Damage to DNA during its replication can be caused by exposure to ultraviolet radiation, drugs, internal factors, and more. Typically, repair proteins come to the rescue. These proteins scan the genome and remove damage and errors. In certain cases, though, DNA damage accumulates, leading to mutations and then conditions like cancers, neurodegenerative diseases and aging disorders.
Some diseases have even been linked to mutations or inefficiencies in DNA repair proteins like RecA. A central player in homologous recombination, one of the main pathways used by cells to repair DNA damage, RecA is a protein essential for the repair and maintenance of DNA.

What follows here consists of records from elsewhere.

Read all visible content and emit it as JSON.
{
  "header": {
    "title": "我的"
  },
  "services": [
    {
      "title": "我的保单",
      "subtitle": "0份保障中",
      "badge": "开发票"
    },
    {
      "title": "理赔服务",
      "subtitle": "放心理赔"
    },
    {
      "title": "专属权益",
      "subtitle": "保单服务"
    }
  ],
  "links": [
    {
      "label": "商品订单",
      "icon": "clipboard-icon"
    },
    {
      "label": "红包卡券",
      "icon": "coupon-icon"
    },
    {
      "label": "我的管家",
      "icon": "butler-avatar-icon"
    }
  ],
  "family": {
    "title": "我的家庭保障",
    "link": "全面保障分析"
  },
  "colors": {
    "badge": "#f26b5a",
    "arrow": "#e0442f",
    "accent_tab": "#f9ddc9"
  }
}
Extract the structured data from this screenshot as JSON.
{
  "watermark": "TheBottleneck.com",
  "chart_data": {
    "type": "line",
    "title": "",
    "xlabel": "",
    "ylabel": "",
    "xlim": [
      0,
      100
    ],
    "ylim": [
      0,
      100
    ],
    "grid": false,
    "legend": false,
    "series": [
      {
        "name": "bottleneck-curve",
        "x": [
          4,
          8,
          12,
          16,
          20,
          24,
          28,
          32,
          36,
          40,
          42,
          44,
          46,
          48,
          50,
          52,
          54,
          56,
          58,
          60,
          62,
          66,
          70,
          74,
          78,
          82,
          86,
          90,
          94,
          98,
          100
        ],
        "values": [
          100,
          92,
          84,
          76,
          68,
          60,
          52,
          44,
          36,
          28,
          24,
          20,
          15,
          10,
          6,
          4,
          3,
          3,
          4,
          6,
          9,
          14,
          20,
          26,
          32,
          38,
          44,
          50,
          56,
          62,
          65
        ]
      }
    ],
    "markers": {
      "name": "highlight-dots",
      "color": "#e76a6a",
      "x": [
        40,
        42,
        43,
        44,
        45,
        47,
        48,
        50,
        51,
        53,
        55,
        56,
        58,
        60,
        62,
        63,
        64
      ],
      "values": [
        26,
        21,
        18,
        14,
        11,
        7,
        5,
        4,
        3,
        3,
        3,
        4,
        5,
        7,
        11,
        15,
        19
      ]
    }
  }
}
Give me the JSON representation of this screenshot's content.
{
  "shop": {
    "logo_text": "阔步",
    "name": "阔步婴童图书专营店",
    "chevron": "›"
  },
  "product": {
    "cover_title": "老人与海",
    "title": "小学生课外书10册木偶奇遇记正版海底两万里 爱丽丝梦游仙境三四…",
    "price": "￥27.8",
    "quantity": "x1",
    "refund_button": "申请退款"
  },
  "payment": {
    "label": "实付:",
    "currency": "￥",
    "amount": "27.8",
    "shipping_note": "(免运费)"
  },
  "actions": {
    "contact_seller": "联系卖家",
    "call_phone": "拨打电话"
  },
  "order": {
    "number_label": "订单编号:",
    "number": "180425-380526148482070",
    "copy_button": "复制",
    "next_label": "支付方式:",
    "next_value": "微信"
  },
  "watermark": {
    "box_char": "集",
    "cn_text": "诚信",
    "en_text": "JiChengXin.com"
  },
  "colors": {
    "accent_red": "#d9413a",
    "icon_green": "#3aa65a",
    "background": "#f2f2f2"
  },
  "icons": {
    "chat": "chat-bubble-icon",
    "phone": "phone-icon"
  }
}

Kanika Jain, an IPiB graduate student in the Cox Lab and a former Khorana Scholar, spent her Ph.D. studying the role of Replication-Associated Recombination protein A (RarA protein) in recombination processes not involving RecA (RecA-independent recombination). Among her other findings, Jain discovered that the RarA protein makes a major contribution to RecA-independent recombination, especially in cases where RecA-mediated recombination is inefficient.
“Beyond the whole university environment and the lab, there are multiple opportunities for building yourself professionally around campus…it’s been a great training experience,” Jain says. “There were of course early downfalls in these projects initially, but support of my work from Mike Cox and other team members really helped me keep going.”